Tanzu Service Mesh provides an actionable SLO feature that you can use to influence service autoscaling decisions.

Example of Use Case 3

To illustrate this use case, let’s use the Acme application example.

  1. Deploy the acme application to the acme namespace in your clusters.

  2. Create an autoscaling policy acme-order targeting the order service.

  3. Create an SLO policy acme-order targeting the order service.

You can now view the actionable SLO and autoscaling in action for the order service on the Performance tab for the service.

The screenshot below shows an actionable SLO (A) and a p99 latency SLI set to 120 ms (B), and an Error Rate SLI set to 5% (C). For more information about configuring an SLO, see Access the SLO Feature.



In this screenshot, Service Autoscaling is enabled for the order service.



The screenshot below shows the following autoscaling policy:
  • A. An autoscaling policy is set for the order service, and autoscaling mode is set to Efficiency.

  • B. CPU Usage Percent is selected as the autoscaling metric in the autoscaling policy.
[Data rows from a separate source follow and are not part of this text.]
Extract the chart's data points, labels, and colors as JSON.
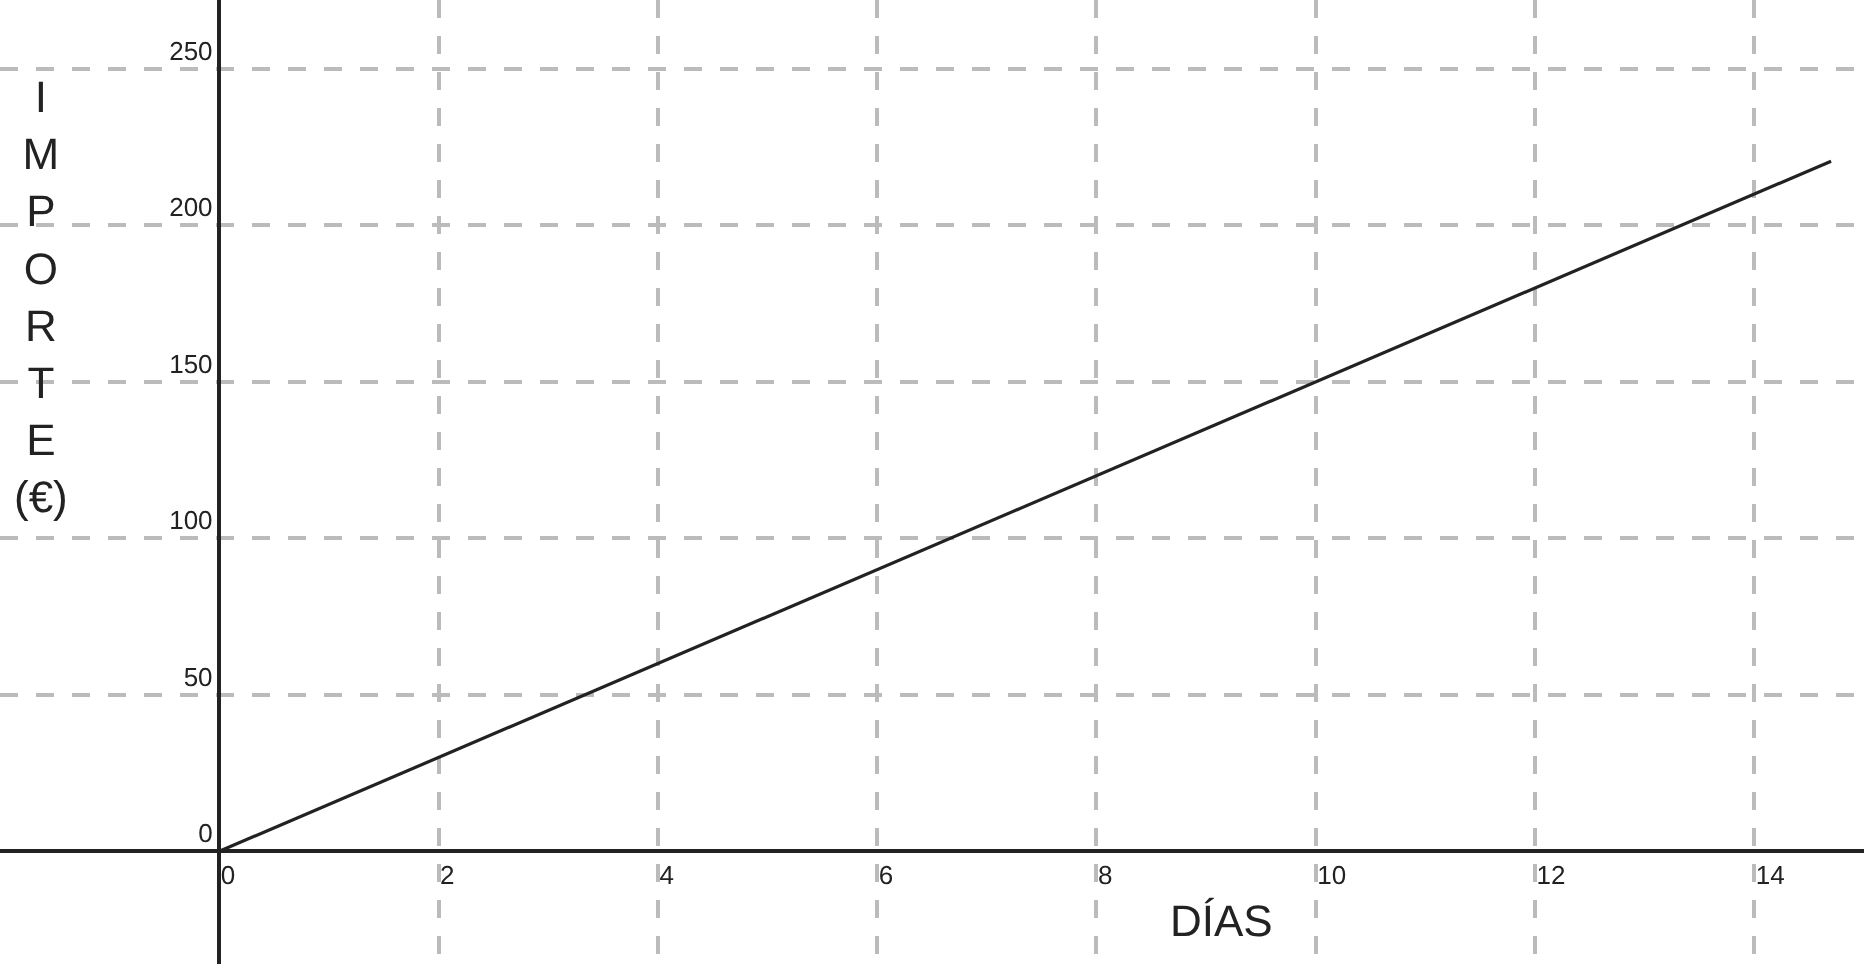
{
  "chart_data": {
    "type": "line",
    "xlabel": "DÍAS",
    "ylabel": "IMPORTE (€)",
    "x": [
      0,
      14.7
    ],
    "series": [
      {
        "color": "#222222",
        "values": [
          0,
          220.5
        ]
      }
    ],
    "xlim": [
      -2,
      15
    ],
    "ylim": [
      -36,
      272
    ],
    "xticks": [
      0,
      2,
      4,
      6,
      8,
      10,
      12,
      14
    ],
    "yticks": [
      0,
      50,
      100,
      150,
      200,
      250
    ],
    "grid": true,
    "marker": "none",
    "line_style": "solid"
  }
}
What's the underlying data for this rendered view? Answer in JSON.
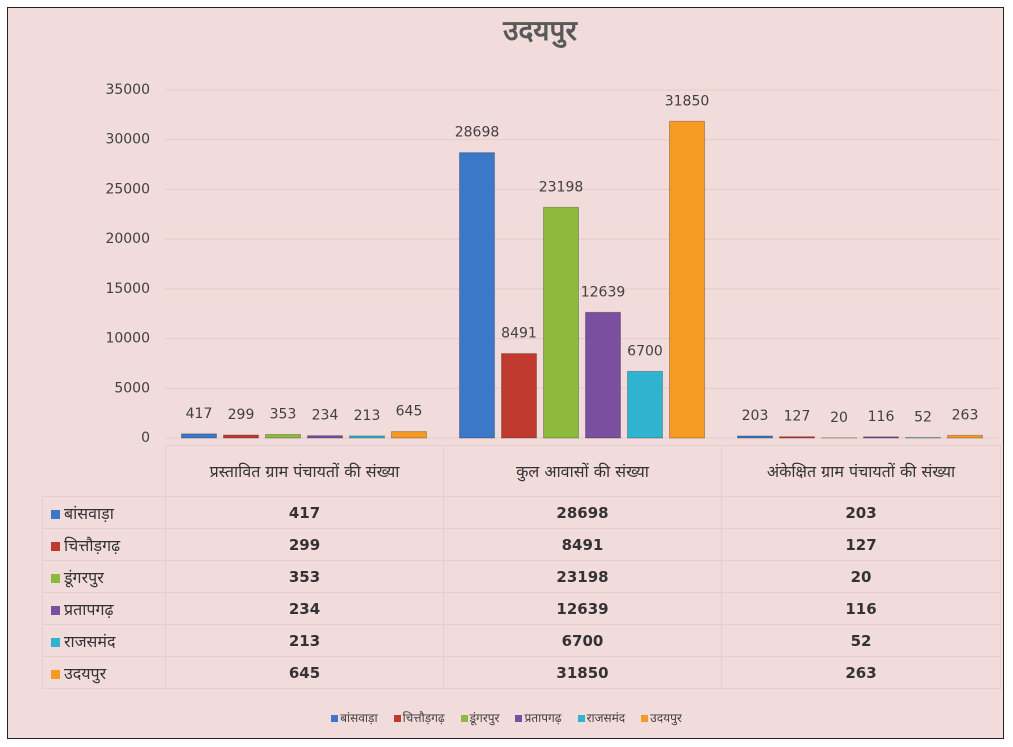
{
  "chart_data": {
    "type": "bar",
    "title": "उदयपुर",
    "categories": [
      "प्रस्तावित ग्राम पंचायतों की संख्या",
      "कुल  आवासों की संख्या",
      "अंकेक्षित ग्राम पंचायतों की संख्या"
    ],
    "series": [
      {
        "name": "बांसवाड़ा",
        "color": "#3b78c8",
        "values": [
          417,
          28698,
          203
        ]
      },
      {
        "name": "चित्तौड़गढ़",
        "color": "#c0392f",
        "values": [
          299,
          8491,
          127
        ]
      },
      {
        "name": "डूंगरपुर",
        "color": "#8dba3c",
        "values": [
          353,
          23198,
          20
        ]
      },
      {
        "name": "प्रतापगढ़",
        "color": "#7b4f9f",
        "values": [
          234,
          12639,
          116
        ]
      },
      {
        "name": "राजसमंद",
        "color": "#2fb3cf",
        "values": [
          213,
          6700,
          52
        ]
      },
      {
        "name": "उदयपुर",
        "color": "#f59a23",
        "values": [
          645,
          31850,
          263
        ]
      }
    ],
    "ylim": [
      0,
      35000
    ],
    "yticks": [
      0,
      5000,
      10000,
      15000,
      20000,
      25000,
      30000,
      35000
    ],
    "grid": true
  }
}
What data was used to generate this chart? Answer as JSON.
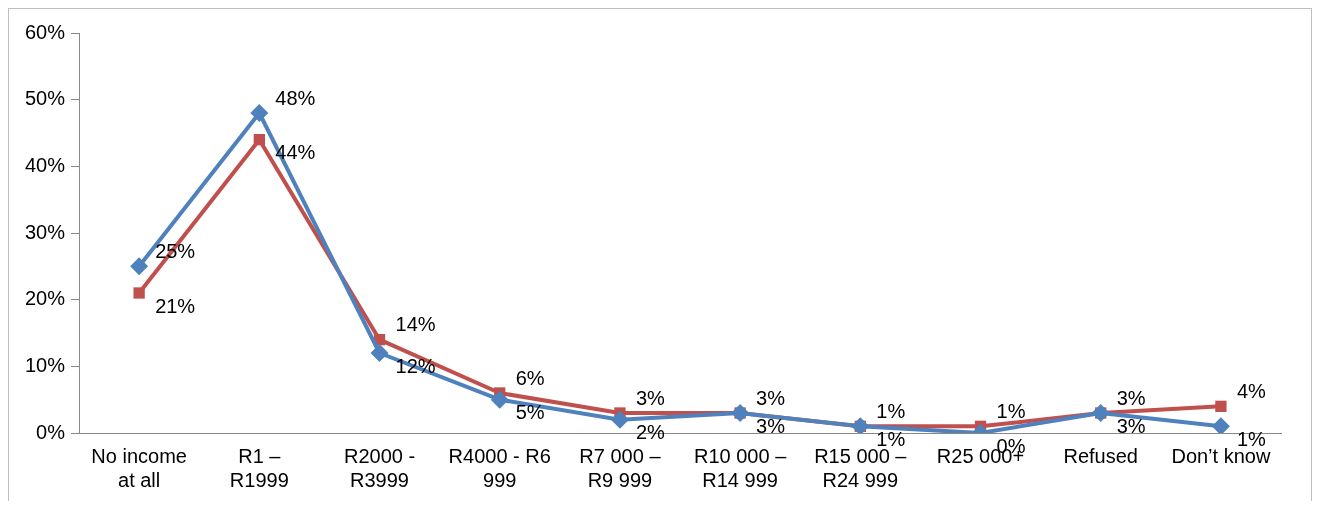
{
  "chart_data": {
    "type": "line",
    "categories": [
      "No income at all",
      "R1 – R1999",
      "R2000 - R3999",
      "R4000 - R6 999",
      "R7 000 – R9 999",
      "R10 000 – R14 999",
      "R15 000 – R24 999",
      "R25 000+",
      "Refused",
      "Don’t know"
    ],
    "series": [
      {
        "color": "#4f81bd",
        "marker": "diamond",
        "values": [
          25,
          48,
          12,
          5,
          2,
          3,
          1,
          0,
          3,
          1
        ],
        "value_labels": [
          "25%",
          "48%",
          "12%",
          "5%",
          "2%",
          "3%",
          "1%",
          "0%",
          "3%",
          "1%"
        ]
      },
      {
        "color": "#c0504d",
        "marker": "square",
        "values": [
          21,
          44,
          14,
          6,
          3,
          3,
          1,
          1,
          3,
          4
        ],
        "value_labels": [
          "21%",
          "44%",
          "14%",
          "6%",
          "3%",
          "3%",
          "1%",
          "1%",
          "3%",
          "4%"
        ]
      }
    ],
    "ylim": [
      0,
      60
    ],
    "yticks": [
      {
        "value": 0,
        "label": "0%"
      },
      {
        "value": 10,
        "label": "10%"
      },
      {
        "value": 20,
        "label": "20%"
      },
      {
        "value": 30,
        "label": "30%"
      },
      {
        "value": 40,
        "label": "40%"
      },
      {
        "value": 50,
        "label": "50%"
      },
      {
        "value": 60,
        "label": "60%"
      }
    ],
    "grid": false,
    "legend": false,
    "line_style": "solid"
  }
}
  • C. The service is set to scale up if the CPU Usage percentage is greater than 80% to a maximum of 10 service instances.

  • D. The service is set to scale down if the CPU Usage percentage is below 20% to a minimum of 1 service instance. For more information about configuring an autoscaling policy, see Approach 1: Configure Gns-Scoped Autoscaling Policy Using Tanzu Service Mesh UI in the Service Autoscaling with Tanzu Service Mesh User’s Guide.



The following screenshot illustrates an SLO-linked autoscaling scenario for the order service where an SLI in an SLO is violated, and the autoscaling metric is below the scale-down threshold.


To illustrate this scenario, let’s consider this example:
  • The SLI P99 latency is greater than 120 ms, which means that the response time for 90% of requests received by the order service is greater than 120 milliseconds. This is above the SLI set for the order service.

  • The Autoscaling Metric CPU Usage Percent for the order service is less than 20%, which is below the scale-down threshold.

In this scenario, even though the autoscaler metric value is below the scale-down threshold, Tanzu Service Mesh Autoscaler will not scale down the order service because the SLO has been violated according to one of the SLIs (P99).

Example Resiliency Configurations and Autoscaler Outcomes

Configuration Scenario

Autoscaler Outcome

  • An autoscaling configuration is defined for a service version “cart_v1”.

    • Trigger metric in the autoscaling configuration: CPU Usage millicores.

  • There is no actionable SLO defined for cart (service).

"cart_v1" will be autoscaled based on monitoring the CPU metric.

  • An actionable SLO configuration is defined for the "cart" service.

    • SLI metric: p95_latency

  • There is no autoscaling policy defined for cart_v 1.

No autoscaling of "cart_v1" because there is no autoscaling configuration associated with it.

  • An actionable SLO configuration is defined for the "cart" service.

    • SLI metric: p95_latency

  • An autoscaling configuration is defined for a service version “cart_v1”.

    • Trigger metric in the autoscaling configuration: CPU

“cart_v1” will be autoscaled based on monitoring both CPU and p95_latency.

Scenarios in SLO-Linked Autoscaler

  • An actionable SLO is configured with SLI p90_latency set at 500 ms for the cart service:

    • An autoscaling policy is configured for cart_v1.

    • Autoscaling mode - Efficiency

    • Autoscaling Metric – CPU Usage

    • Scale Up Condition – 80%

    • Scale Down Condition -40%

Condition

Autoscaler Outcome

  • p90_latency is 400 ms, so the SLI is not violated.

  • CPU Usage is 85%. This is a scale-up condition.

Since it is a scale-up condition, cart_v1 will be scaled up.

  • p90_latency is 570 ms, so the SLI is violated.

  • CPU Usage is 85%. This is a scale-up condition.

Since it is a scale-up condition, cart_v1 will be scaled up.

  • p90_latency is 400 ms, so the SLI is not violated.

  • CPU Usage is 70%. This is within the threshold.

No scaling actions.

  • p90_latency is 400 ms, so the SLI is not violated.

  • CPU Usage is 30%. This is a scale-down condition.

Since it is a scale-down condition, cart_v1 will be scaled down.

  • p90_latency is 570 ms, so the SLI is violated.

  • CPU Usage is 30%. This is a scale-down condition.

Even though it is a scale-down condition, cart_v1 will not be scaled down because the SLI is violated.